Opinion - All crimes are hate crimes
Georgia doesn't need a hate crimes statute
I am one Georgian who's happy our state doesn't have so-called "hate crime" legislation on the books. Hate crime laws tend to promote inequality rather than curb it. Such laws create special classes of citizens who enjoy a special status. This is straight out of George Orwell's Animal Farm, where everyone is equal — but some are more equal than others.
It is inherently unjust to punish certain crimes more harshly than others simply because the victim is a member of a special chosen group. It demeans those who aren't considered special and is contrary to the idea that laws should apply equally to everyone regardless of race, religion, sexual orientation or other variables. If someone's grandfather is assaulted, should the law care less because he doesn't happen to be gay?
Hate crime laws are not only unfair, they're also unnecessary. Is anyone seriously contending that existing laws won't be harsh enough to punish the young males who allegedly attacked Josh Noblitt in Piedmont Park simply because he was in the company of a male friend and perceived to be gay? Creative Loafing reporter Gwynedd Stuart pointed out (see CL's cover story, "Victim of Hate," Sept. 9) that the youngsters, one of whom is only 13, will be tried as adults. Obviously no special protected status for any of them! They all face 10 years in prison because one of them is alleged to have used a gun to commit armed robbery. Isn't a 10-year sentence harsh enough for a 13-year-old with seemingly very poor judgment?

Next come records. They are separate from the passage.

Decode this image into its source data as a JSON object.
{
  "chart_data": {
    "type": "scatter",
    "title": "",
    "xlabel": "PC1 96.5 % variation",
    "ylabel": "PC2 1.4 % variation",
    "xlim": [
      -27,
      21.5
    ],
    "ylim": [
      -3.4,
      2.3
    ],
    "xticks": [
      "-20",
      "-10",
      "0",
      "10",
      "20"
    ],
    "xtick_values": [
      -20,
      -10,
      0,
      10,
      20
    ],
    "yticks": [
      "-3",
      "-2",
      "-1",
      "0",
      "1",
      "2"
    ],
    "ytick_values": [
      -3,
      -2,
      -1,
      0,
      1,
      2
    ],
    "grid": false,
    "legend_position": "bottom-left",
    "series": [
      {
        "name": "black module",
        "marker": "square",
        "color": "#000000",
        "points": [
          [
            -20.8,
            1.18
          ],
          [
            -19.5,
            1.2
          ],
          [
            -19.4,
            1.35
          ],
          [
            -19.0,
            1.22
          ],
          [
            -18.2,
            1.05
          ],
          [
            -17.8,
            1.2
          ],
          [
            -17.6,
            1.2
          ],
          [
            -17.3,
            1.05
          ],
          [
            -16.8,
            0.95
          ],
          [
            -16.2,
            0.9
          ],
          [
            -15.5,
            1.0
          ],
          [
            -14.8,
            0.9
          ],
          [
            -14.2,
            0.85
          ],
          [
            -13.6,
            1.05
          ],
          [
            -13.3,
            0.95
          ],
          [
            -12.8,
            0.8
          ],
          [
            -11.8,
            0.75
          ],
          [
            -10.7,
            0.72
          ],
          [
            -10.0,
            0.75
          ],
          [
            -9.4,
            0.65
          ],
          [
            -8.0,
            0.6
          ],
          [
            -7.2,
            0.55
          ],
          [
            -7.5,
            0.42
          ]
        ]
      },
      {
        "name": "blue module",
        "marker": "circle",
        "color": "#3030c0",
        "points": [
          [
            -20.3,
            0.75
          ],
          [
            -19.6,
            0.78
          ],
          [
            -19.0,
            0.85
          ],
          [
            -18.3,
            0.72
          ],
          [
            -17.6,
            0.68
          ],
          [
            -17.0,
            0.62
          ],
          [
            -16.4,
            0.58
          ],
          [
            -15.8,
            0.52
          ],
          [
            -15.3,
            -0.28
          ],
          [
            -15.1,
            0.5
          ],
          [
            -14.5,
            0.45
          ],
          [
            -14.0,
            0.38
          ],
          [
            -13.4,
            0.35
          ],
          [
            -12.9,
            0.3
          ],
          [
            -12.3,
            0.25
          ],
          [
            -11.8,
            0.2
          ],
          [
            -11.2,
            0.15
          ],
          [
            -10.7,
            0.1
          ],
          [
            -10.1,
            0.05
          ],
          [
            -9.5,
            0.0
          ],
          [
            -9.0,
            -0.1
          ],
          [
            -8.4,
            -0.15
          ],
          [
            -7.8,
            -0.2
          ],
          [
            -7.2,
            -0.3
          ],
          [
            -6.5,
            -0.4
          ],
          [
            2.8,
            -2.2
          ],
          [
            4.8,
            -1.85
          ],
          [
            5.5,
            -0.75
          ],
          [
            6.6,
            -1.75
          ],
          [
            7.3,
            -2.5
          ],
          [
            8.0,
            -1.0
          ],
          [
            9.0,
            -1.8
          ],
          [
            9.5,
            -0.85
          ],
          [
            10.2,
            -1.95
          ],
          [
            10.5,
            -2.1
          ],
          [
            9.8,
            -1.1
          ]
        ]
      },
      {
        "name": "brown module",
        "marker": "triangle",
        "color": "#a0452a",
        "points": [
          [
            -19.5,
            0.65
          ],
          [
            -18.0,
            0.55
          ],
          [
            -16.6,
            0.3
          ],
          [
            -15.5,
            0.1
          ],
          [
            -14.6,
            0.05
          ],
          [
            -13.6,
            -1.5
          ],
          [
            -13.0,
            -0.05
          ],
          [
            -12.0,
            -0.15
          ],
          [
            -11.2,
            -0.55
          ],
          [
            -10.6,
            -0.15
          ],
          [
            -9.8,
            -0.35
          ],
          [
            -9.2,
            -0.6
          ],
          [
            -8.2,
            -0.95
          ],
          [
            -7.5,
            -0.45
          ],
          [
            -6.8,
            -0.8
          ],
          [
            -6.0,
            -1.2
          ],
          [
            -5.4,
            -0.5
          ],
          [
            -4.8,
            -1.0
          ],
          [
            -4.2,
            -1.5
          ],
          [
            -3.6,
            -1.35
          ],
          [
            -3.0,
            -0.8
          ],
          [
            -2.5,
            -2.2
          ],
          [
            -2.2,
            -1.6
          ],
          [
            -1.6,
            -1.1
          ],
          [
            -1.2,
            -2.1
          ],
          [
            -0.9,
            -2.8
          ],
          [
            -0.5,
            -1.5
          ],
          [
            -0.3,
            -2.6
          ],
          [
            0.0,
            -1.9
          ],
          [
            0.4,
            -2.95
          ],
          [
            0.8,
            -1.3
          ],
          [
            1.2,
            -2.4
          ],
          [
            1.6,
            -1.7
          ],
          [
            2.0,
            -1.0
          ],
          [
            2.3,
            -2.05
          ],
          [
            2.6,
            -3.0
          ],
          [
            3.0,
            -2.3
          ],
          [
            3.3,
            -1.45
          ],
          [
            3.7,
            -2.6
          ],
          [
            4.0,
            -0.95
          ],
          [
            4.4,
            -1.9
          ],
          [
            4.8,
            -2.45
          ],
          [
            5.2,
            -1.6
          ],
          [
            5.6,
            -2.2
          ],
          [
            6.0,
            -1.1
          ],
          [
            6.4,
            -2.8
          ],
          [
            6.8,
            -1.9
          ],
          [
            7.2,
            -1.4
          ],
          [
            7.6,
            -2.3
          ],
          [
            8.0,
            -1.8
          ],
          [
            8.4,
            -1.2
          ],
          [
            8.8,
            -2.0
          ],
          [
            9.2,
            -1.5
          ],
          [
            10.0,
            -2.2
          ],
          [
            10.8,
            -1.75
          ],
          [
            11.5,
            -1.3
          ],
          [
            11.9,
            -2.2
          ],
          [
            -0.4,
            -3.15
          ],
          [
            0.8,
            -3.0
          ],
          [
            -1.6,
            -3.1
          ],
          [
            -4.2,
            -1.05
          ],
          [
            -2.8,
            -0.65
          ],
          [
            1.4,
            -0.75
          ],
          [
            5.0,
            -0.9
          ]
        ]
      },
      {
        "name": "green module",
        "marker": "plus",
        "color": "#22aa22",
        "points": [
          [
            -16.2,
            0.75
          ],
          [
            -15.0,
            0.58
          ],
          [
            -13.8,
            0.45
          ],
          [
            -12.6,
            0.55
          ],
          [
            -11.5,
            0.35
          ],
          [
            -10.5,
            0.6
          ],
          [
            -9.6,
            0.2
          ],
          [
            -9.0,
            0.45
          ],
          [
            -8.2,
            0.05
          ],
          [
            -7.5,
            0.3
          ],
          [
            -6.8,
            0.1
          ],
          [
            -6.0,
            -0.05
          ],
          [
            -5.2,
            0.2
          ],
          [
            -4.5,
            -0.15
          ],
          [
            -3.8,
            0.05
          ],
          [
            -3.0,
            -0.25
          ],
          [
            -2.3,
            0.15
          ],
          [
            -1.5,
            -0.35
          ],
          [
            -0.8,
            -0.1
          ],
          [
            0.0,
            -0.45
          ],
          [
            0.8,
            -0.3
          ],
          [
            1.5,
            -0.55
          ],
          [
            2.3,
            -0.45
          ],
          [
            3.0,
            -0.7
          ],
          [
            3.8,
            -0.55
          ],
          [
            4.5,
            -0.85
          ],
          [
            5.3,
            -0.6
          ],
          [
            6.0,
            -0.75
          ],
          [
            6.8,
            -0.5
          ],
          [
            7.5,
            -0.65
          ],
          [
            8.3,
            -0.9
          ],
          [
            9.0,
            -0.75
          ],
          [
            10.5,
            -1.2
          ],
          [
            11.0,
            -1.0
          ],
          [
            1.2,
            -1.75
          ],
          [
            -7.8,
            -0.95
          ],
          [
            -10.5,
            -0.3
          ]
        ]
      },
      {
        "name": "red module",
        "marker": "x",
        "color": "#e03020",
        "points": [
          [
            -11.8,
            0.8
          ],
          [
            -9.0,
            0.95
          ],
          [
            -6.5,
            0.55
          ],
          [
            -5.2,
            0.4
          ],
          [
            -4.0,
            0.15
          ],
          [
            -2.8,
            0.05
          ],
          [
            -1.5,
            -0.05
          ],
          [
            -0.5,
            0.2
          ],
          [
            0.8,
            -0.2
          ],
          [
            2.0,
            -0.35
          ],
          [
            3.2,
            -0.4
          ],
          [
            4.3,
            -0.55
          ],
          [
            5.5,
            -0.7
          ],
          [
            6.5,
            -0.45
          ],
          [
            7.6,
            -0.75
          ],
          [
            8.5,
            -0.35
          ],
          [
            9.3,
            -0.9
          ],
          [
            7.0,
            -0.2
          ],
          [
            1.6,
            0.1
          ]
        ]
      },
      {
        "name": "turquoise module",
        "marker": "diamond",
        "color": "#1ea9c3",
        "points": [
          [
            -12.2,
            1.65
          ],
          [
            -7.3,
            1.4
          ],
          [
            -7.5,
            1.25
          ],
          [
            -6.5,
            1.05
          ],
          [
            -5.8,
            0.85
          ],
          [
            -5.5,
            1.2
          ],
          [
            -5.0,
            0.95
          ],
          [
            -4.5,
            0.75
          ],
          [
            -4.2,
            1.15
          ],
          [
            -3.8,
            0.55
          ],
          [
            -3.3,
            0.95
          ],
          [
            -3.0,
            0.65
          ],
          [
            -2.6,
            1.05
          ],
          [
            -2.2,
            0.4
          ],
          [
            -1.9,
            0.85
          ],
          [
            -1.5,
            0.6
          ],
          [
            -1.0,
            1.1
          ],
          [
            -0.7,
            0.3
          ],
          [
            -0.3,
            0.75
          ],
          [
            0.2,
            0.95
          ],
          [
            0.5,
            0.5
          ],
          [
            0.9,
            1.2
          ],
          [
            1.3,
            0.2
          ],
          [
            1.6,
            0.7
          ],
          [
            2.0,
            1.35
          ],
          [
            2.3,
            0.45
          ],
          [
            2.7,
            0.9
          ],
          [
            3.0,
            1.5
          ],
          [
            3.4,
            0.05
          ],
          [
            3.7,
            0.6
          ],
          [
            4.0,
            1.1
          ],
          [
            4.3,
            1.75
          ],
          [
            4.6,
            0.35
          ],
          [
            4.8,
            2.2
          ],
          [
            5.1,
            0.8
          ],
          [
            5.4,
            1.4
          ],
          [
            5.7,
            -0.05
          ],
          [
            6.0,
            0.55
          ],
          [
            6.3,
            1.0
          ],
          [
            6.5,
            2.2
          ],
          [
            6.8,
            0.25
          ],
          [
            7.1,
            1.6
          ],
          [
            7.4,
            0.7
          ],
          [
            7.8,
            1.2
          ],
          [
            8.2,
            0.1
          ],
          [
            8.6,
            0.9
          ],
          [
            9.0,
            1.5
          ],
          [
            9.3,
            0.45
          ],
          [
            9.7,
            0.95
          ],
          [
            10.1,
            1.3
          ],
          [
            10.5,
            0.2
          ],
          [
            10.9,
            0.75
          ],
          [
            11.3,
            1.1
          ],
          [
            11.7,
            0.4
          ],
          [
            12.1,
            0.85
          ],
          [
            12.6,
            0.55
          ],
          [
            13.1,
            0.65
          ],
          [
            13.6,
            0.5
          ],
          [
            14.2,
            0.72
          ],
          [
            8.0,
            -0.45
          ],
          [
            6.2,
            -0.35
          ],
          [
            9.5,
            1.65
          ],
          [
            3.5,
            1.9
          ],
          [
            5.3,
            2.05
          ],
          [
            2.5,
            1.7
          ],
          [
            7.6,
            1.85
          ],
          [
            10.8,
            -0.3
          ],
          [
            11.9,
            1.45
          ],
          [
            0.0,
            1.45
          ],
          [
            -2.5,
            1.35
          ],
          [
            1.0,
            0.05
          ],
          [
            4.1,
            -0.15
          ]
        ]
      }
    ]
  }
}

There are already plenty of laws on the books to punish people convicted of crimes. Heck, Georgia already has one of the highest rates of people in prison or on parole or probation of any place on the planet. The New York Times reported last year a study by the Pew Center on the States which showed that an astounding one in 13 adults in Georgia is under some form of punishment. Georgia's three-strikes law puts even nonviolent offenders behind bars for long sentences — a practice that is perhaps even more confounding than a hate crime law that would punish some criminals more than others based on the murky waters of motivation.
Finally, in addition to being unfair and unnecessary, hate crime laws are a real threat to our rights of free speech. If a crime is considered worse because of words the attacker says, then it is only a small step to make the words themselves a crime. This has already happened in some European countries, where people can be imprisoned simply because of what they say. Thus hate crime laws can represent the first step in the direction of censorship and loss of our first amendment rights.
Noblitt expressed the desire to build understanding with his attackers. If hate were the real issue, then building understanding would be far better than building more prisons. Sadly, Noblitt's evident good character also makes him an ideal poster child for those behind the push for hate crime laws as a sneaky attack on equality and free speech. Don't fall for it.